On Monday, Feb. 8, an anonymous hacker–who may be part of a larger operation–published a list of 20,000 FBI employees which included their names, phone numbers, email addresses and titles. This came shortly after the hacker posted a similar list of 9,000 Department of Homeland Security officers. The FBI in total employs 35,000 people according to their website, so 57% of all FBI employees have had their personal data breached.
While there’s no putting the genie back in the bottle once a data breach occurs, there are things both individuals and responsible companies can do to mitigate future damages.

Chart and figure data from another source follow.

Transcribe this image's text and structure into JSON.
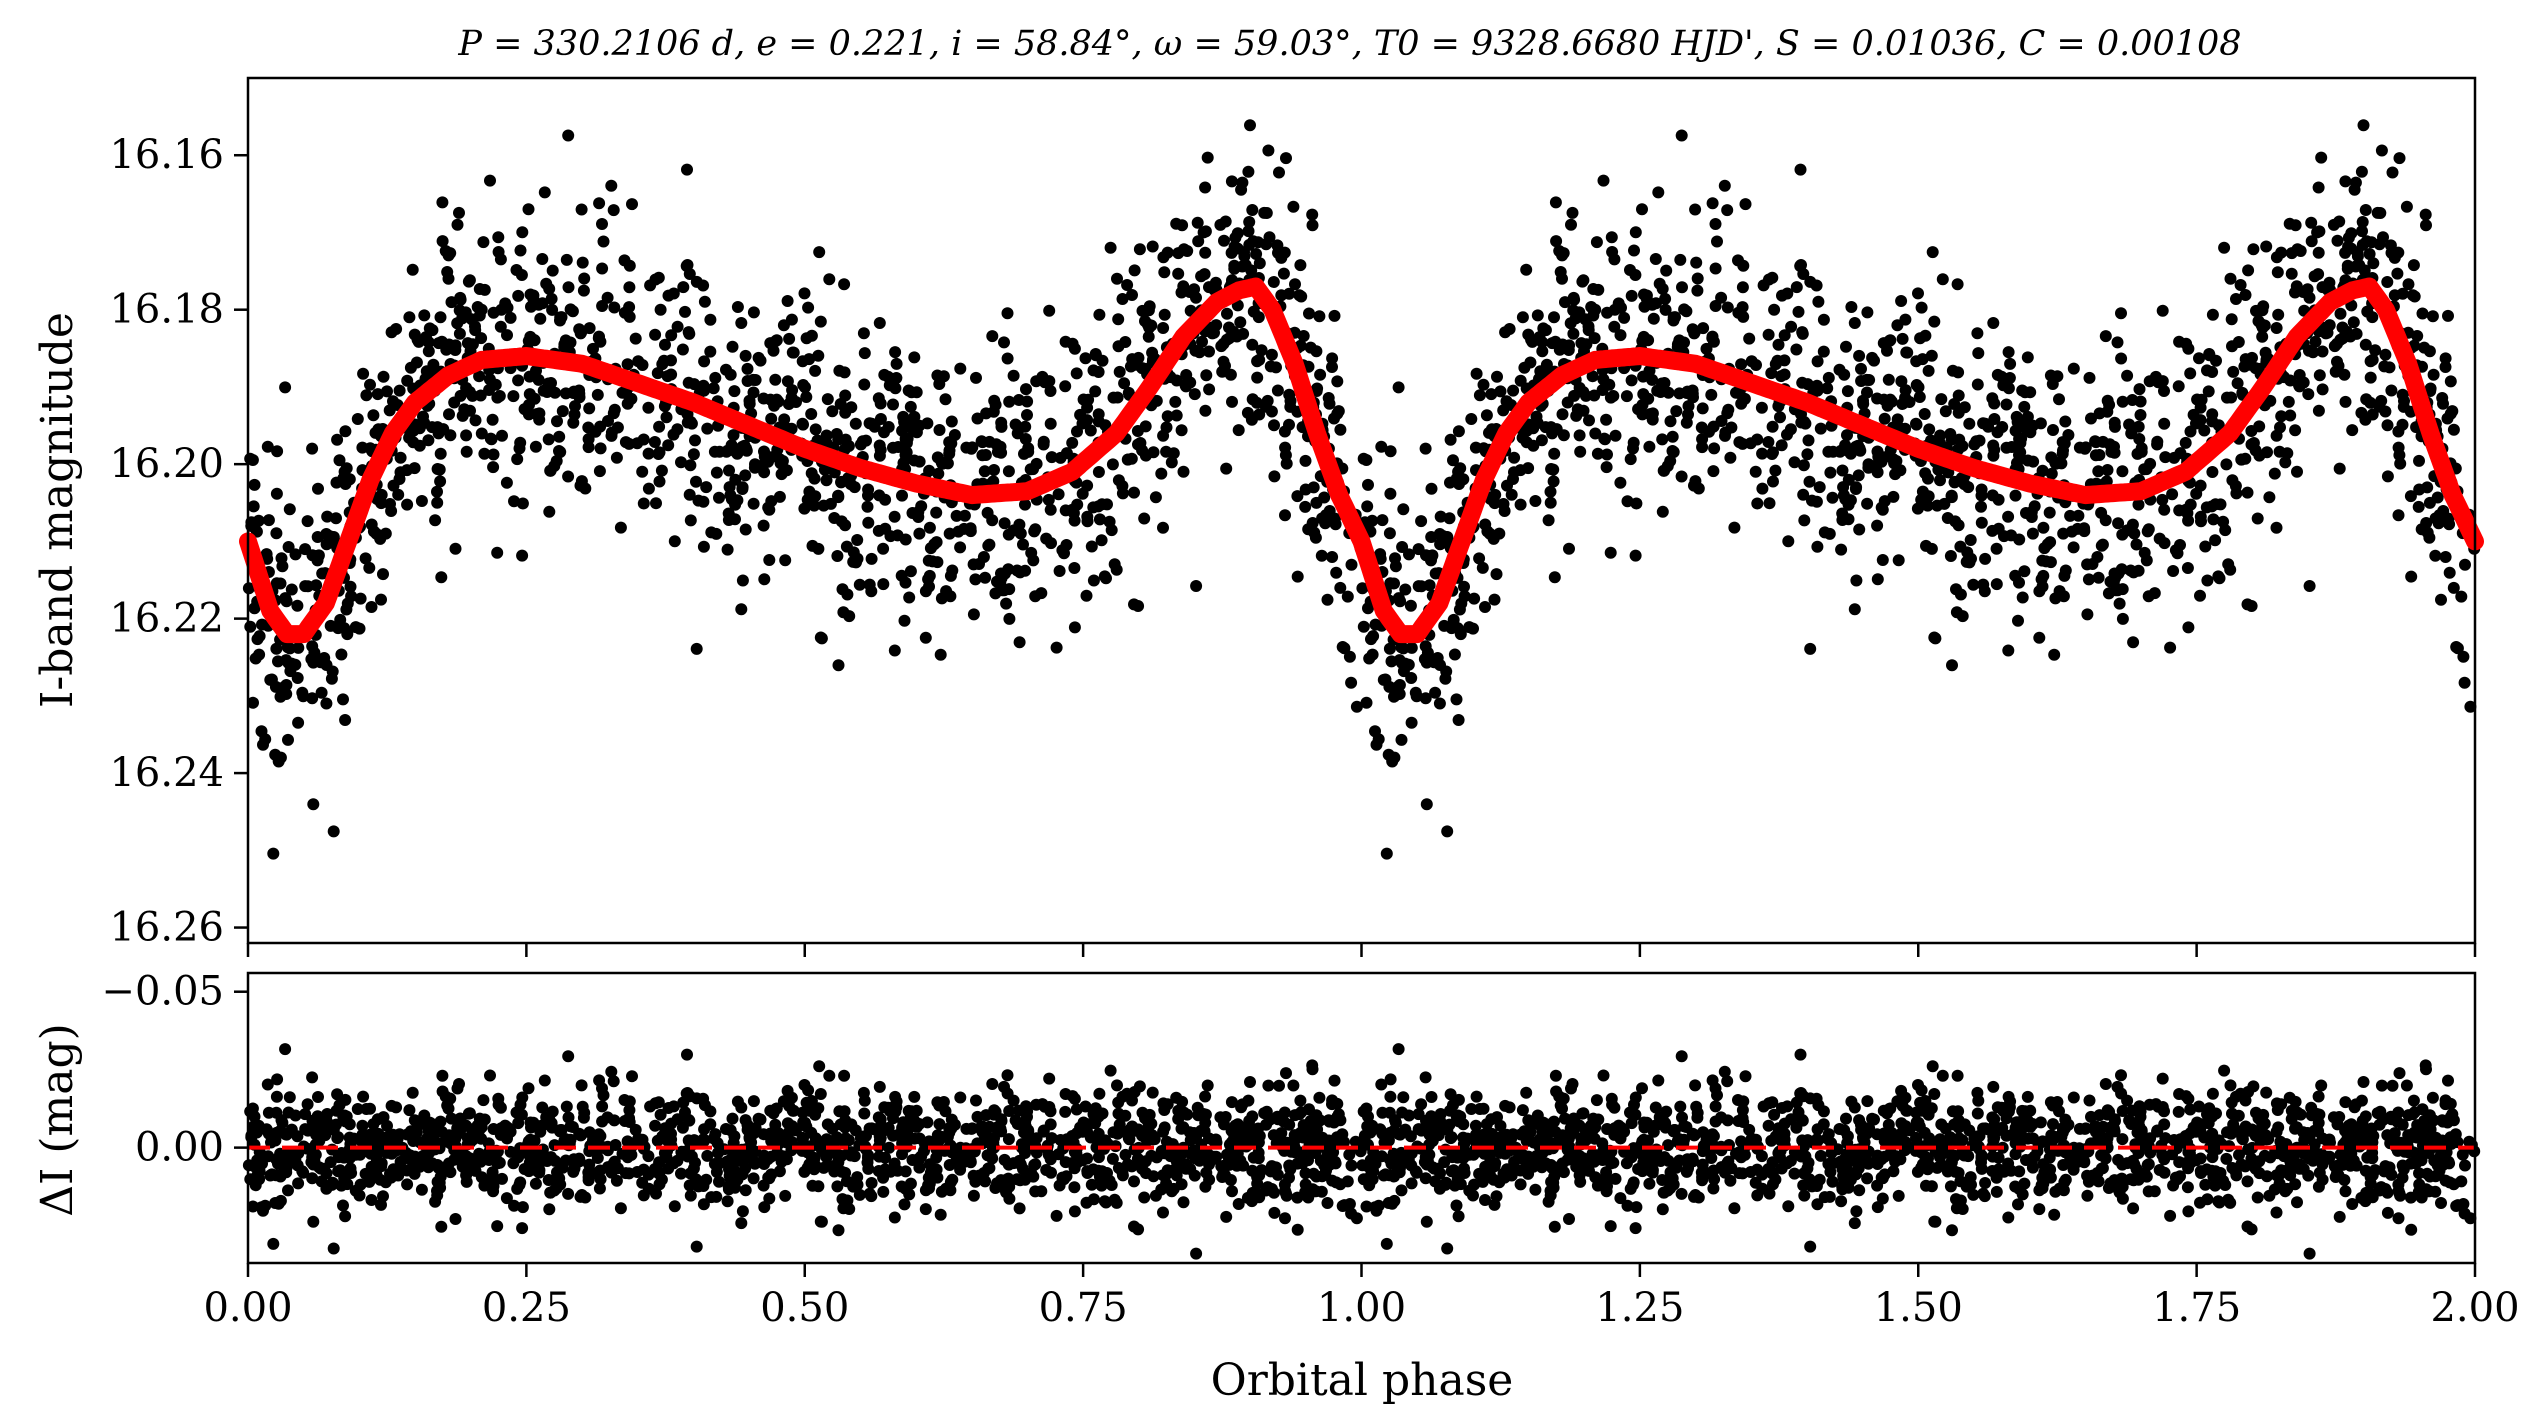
{
  "chart_data": [
    {
      "type": "scatter",
      "title": "P = 330.2106 d, e = 0.221, i = 58.84°, ω = 59.03°, T0 = 9328.6680 HJD', S = 0.01036, C = 0.00108",
      "xlabel": "",
      "ylabel": "I-band magnitude",
      "xlim": [
        0.0,
        2.0
      ],
      "ylim": [
        16.262,
        16.15
      ],
      "y_inverted": true,
      "yticks": [
        "16.16",
        "16.18",
        "16.20",
        "16.22",
        "16.24",
        "16.26"
      ],
      "ytick_values": [
        16.16,
        16.18,
        16.2,
        16.22,
        16.24,
        16.26
      ],
      "grid": false,
      "series": [
        {
          "kind": "points",
          "color": "#000000",
          "approx_count": 1500,
          "phase_range": [
            0.0,
            1.0
          ],
          "repeated_over_range": [
            1.0,
            2.0
          ]
        },
        {
          "kind": "model_line",
          "color": "#ff0000",
          "x": [
            0.0,
            0.02,
            0.035,
            0.05,
            0.07,
            0.09,
            0.11,
            0.13,
            0.15,
            0.18,
            0.21,
            0.25,
            0.3,
            0.35,
            0.4,
            0.45,
            0.5,
            0.55,
            0.6,
            0.65,
            0.7,
            0.74,
            0.78,
            0.81,
            0.84,
            0.87,
            0.89,
            0.905,
            0.92,
            0.94,
            0.96,
            0.98,
            1.0
          ],
          "y": [
            16.21,
            16.219,
            16.222,
            16.222,
            16.218,
            16.21,
            16.202,
            16.196,
            16.192,
            16.1885,
            16.1865,
            16.186,
            16.187,
            16.1895,
            16.192,
            16.195,
            16.198,
            16.2005,
            16.2025,
            16.204,
            16.2035,
            16.201,
            16.196,
            16.19,
            16.1835,
            16.179,
            16.1775,
            16.177,
            16.18,
            16.187,
            16.196,
            16.204,
            16.21
          ]
        }
      ]
    },
    {
      "type": "scatter",
      "xlabel": "Orbital phase",
      "ylabel": "ΔI (mag)",
      "xlim": [
        0.0,
        2.0
      ],
      "ylim": [
        0.037,
        -0.056
      ],
      "y_inverted": true,
      "xticks": [
        "0.00",
        "0.25",
        "0.50",
        "0.75",
        "1.00",
        "1.25",
        "1.50",
        "1.75",
        "2.00"
      ],
      "xtick_values": [
        0.0,
        0.25,
        0.5,
        0.75,
        1.0,
        1.25,
        1.5,
        1.75,
        2.0
      ],
      "yticks": [
        "−0.05",
        "0.00"
      ],
      "ytick_values": [
        -0.05,
        0.0
      ],
      "grid": false,
      "series": [
        {
          "kind": "residual_points",
          "color": "#000000",
          "approx_count": 1500,
          "scatter_sigma": 0.0095
        },
        {
          "kind": "zero_line",
          "style": "dashed",
          "color": "#ff0000",
          "y": 0.0
        }
      ]
    }
  ]
}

One of the most important actions to take is making sure the personal information that was exposed in the breach doesn’t augment other easily-available information, giving hackers and others access to a “fuller profile” view of a person. Abine’s DeleteMe service helps remove the additional personal information that is most easily discovered and purchased about individuals to give hackers, stalkers and other criminals more data. Individuals can subscribe and have Abine do this for them for about $100/year or do it themselves for free–we even provide a guide to help individuals.
DeleteMe is already used by many law-related entities and at-risk personnel including members of the California Judges Association, the SF trial lawyers association, the NJ State Bar Association, the National Network to End Domestic Violence and more.

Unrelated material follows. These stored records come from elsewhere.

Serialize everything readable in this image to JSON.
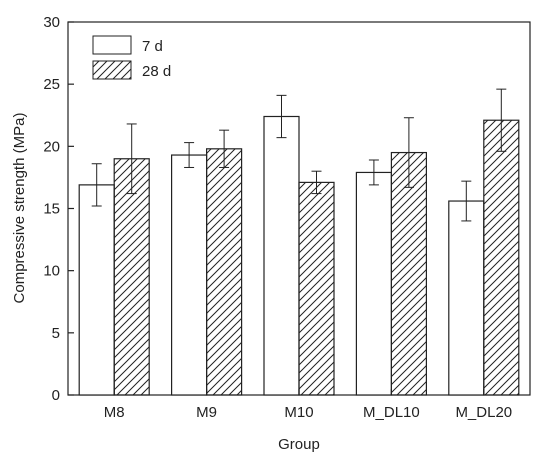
{
  "chart_data": {
    "type": "bar",
    "xlabel": "Group",
    "ylabel": "Compressive strength (MPa)",
    "categories": [
      "M8",
      "M9",
      "M10",
      "M_DL10",
      "M_DL20"
    ],
    "ylim": [
      0,
      30
    ],
    "yticks": [
      0,
      5,
      10,
      15,
      20,
      25,
      30
    ],
    "grid": false,
    "legend_position": "top-left",
    "series": [
      {
        "name": "7 d",
        "fill": "white",
        "values": [
          16.9,
          19.3,
          22.4,
          17.9,
          15.6
        ],
        "error": [
          1.7,
          1.0,
          1.7,
          1.0,
          1.6
        ]
      },
      {
        "name": "28 d",
        "fill": "hatched",
        "values": [
          19.0,
          19.8,
          17.1,
          19.5,
          22.1
        ],
        "error": [
          2.8,
          1.5,
          0.9,
          2.8,
          2.5
        ]
      }
    ]
  }
}
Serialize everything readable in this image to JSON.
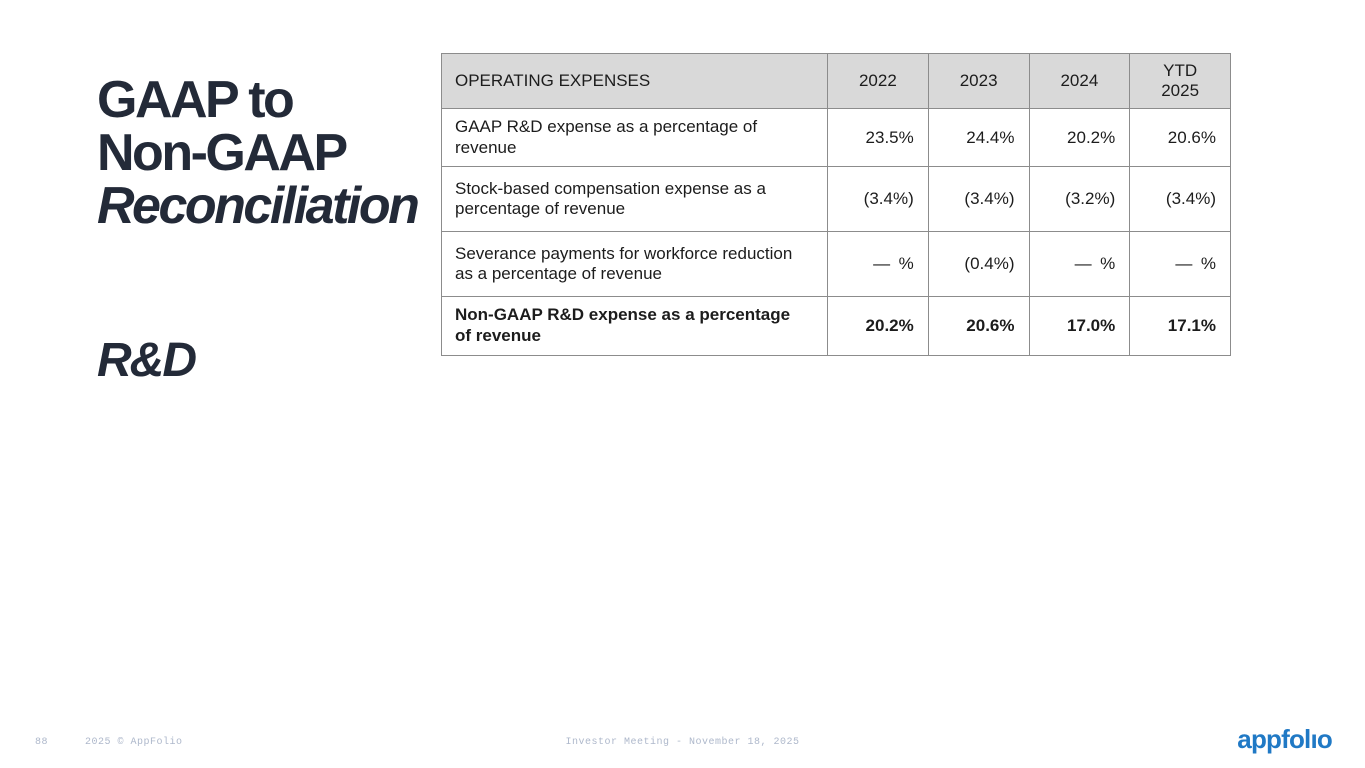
{
  "slide": {
    "title_line1": "GAAP to",
    "title_line2": "Non-GAAP",
    "title_line3": "Reconciliation",
    "subtitle": "R&D"
  },
  "table": {
    "headers": [
      "OPERATING EXPENSES",
      "2022",
      "2023",
      "2024",
      "YTD\n2025"
    ],
    "rows": [
      {
        "label": "GAAP R&D expense as a percentage of revenue",
        "values": [
          "23.5%",
          "24.4%",
          "20.2%",
          "20.6%"
        ],
        "bold": false
      },
      {
        "label": "Stock-based compensation expense as a percentage of revenue",
        "values": [
          "(3.4%)",
          "(3.4%)",
          "(3.2%)",
          "(3.4%)"
        ],
        "bold": false
      },
      {
        "label": "Severance payments for workforce reduction as a percentage of revenue",
        "values": [
          "— %",
          "(0.4%)",
          "— %",
          "— %"
        ],
        "bold": false
      },
      {
        "label": "Non-GAAP R&D expense as a percentage of revenue",
        "values": [
          "20.2%",
          "20.6%",
          "17.0%",
          "17.1%"
        ],
        "bold": true
      }
    ]
  },
  "footer": {
    "page_number": "88",
    "copyright": "2025 © AppFolio",
    "center_text": "Investor Meeting - November 18, 2025",
    "logo_text": "appfolıo"
  },
  "colors": {
    "title_navy": "#232a38",
    "table_header_bg": "#d9d9d9",
    "table_border": "#8c8c8c",
    "footer_gray_blue": "#aeb8cb",
    "logo_blue": "#2079c5"
  }
}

DeleteMe is also used by executives in nearly 50% of the top U.S. publicly traded technology firms.
How this FBI data breach happened
The hacker sent the list to Motherboard and posted it on Twitter. The hacker’s Twitter feed, @DotGovs, is filled with comments about breaking into the Justice Department’s server and the hashtag #FreePalestine. On Feb. 7, they noted that the Justice Department “finally realized their computer has been breached after 1 week.”
This comment and the published list raises several concerns. First, this is reportedly not the first attack of its kind in recent months. A hacking group called CWA, or Crackas With Attitude (any rap fans get the reference?), has released several lists containing sensitive information of law enforcement and government employees. Second, these repeated attacks show that the United States government is not following information security procedures to protect themselves, according to information security expert Michael Adams.

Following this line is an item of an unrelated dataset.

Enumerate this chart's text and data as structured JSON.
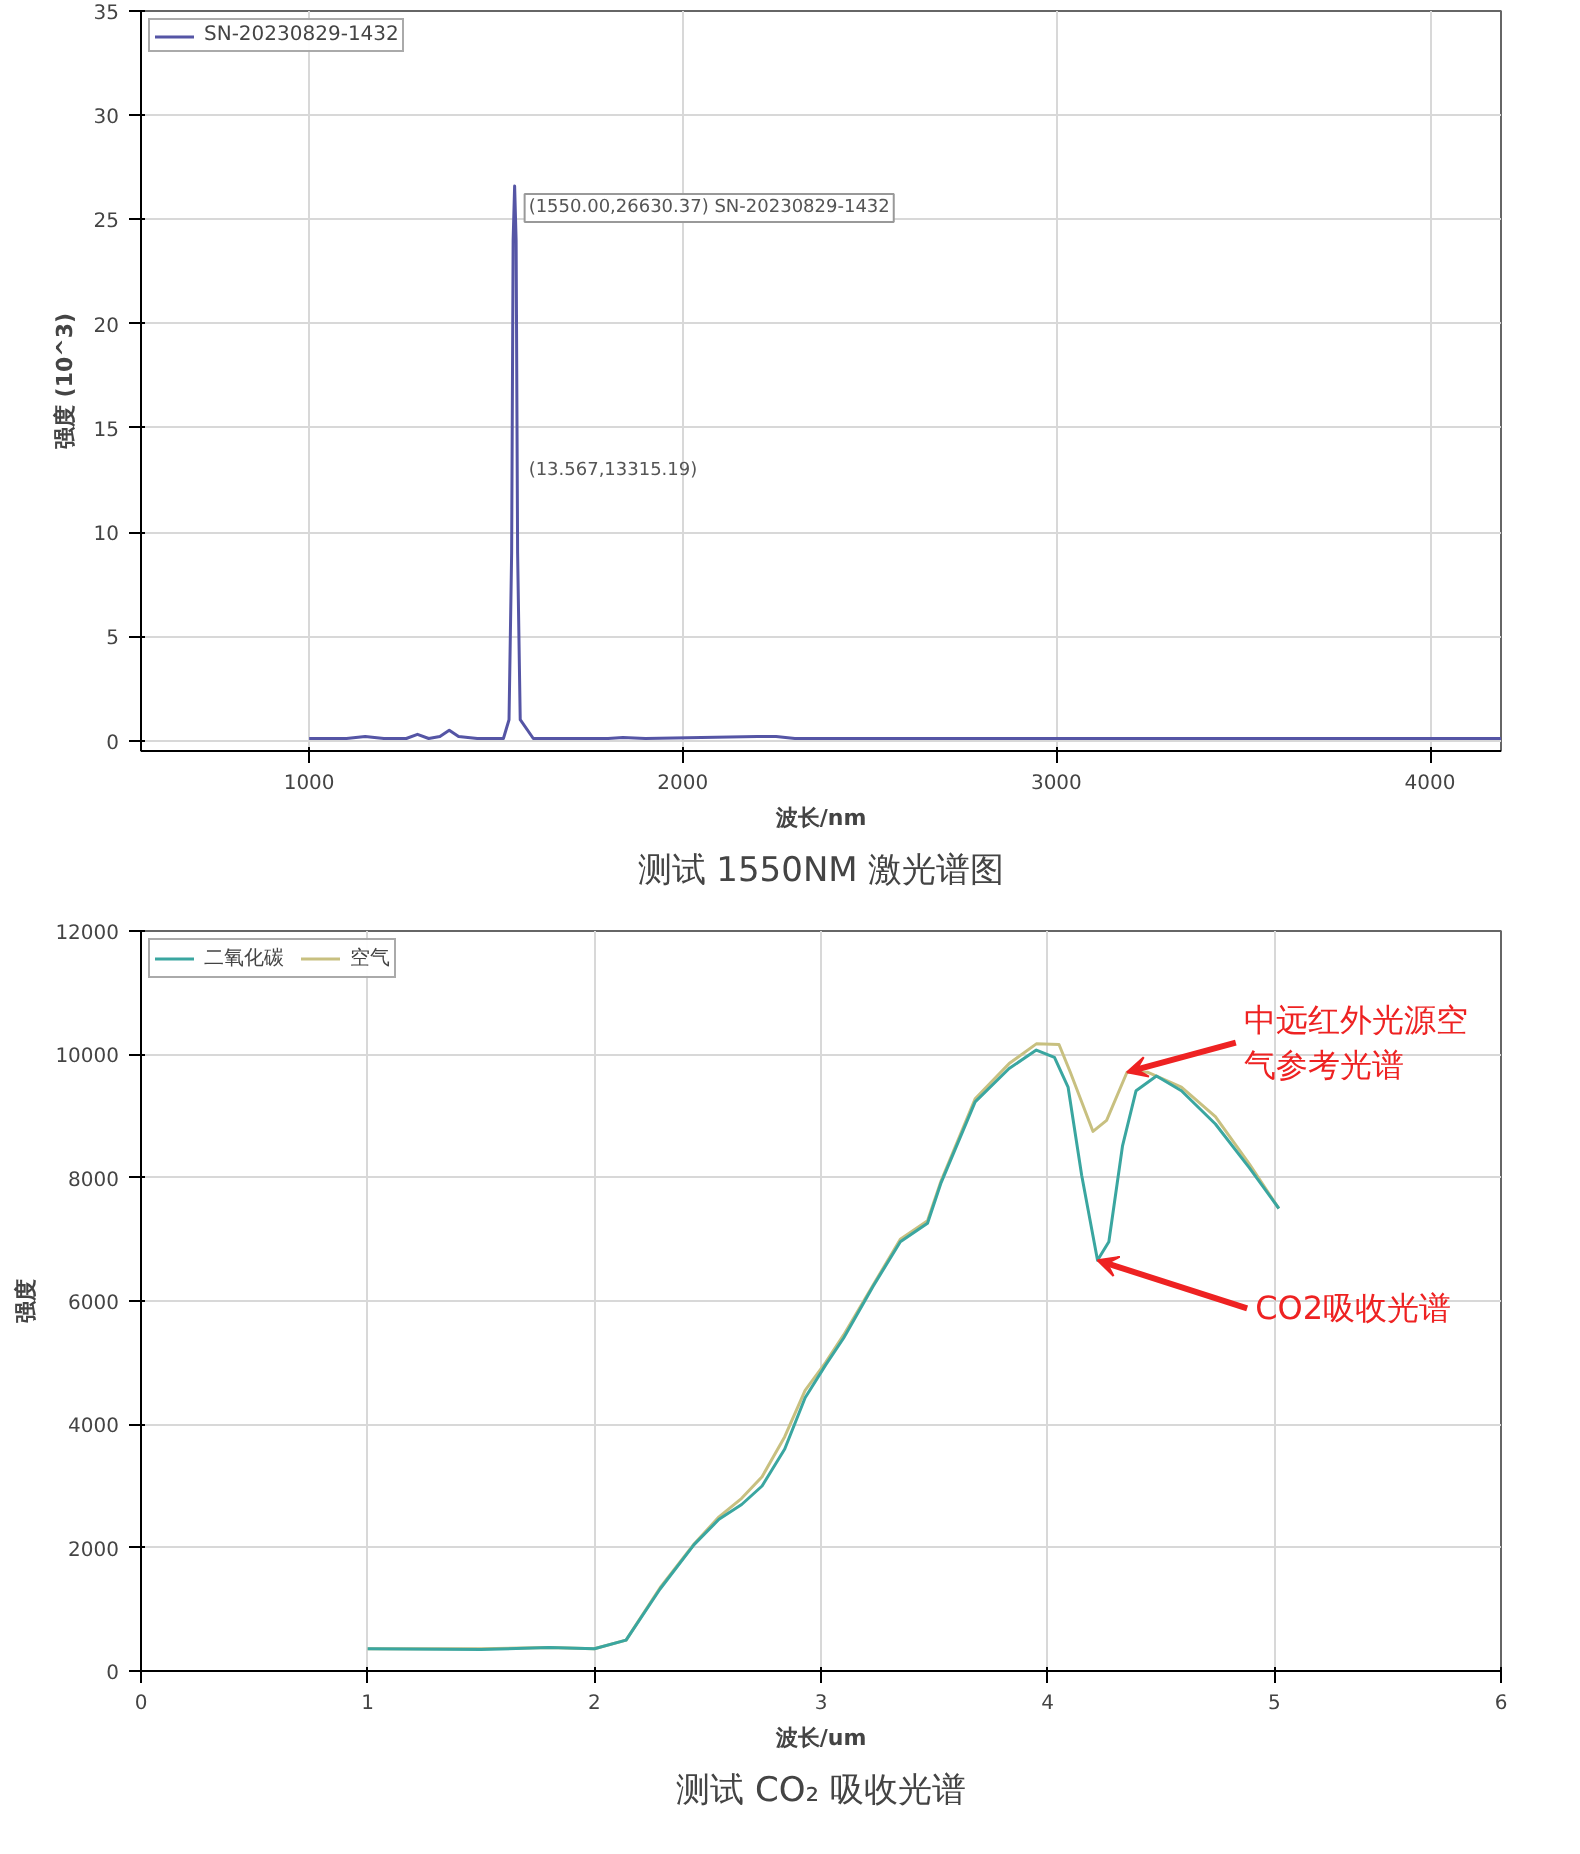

There will always be hackers who attempt to access sensitive information and exploit it, but you can protect yourself. This is a great reminder to take control of your personal information and online security by creating strong, secure passwords for all accounts and not sharing them with others. You can also delete personal information that has been posted on leading data sites, and while it can be a tricky process, DeleteMe can help you erase the personal information that you don’t want others to see–and information that could be artfully combined with existing information to perpetrate identity theft or other crimes where knowing more about someone opens up new risks and threats to them.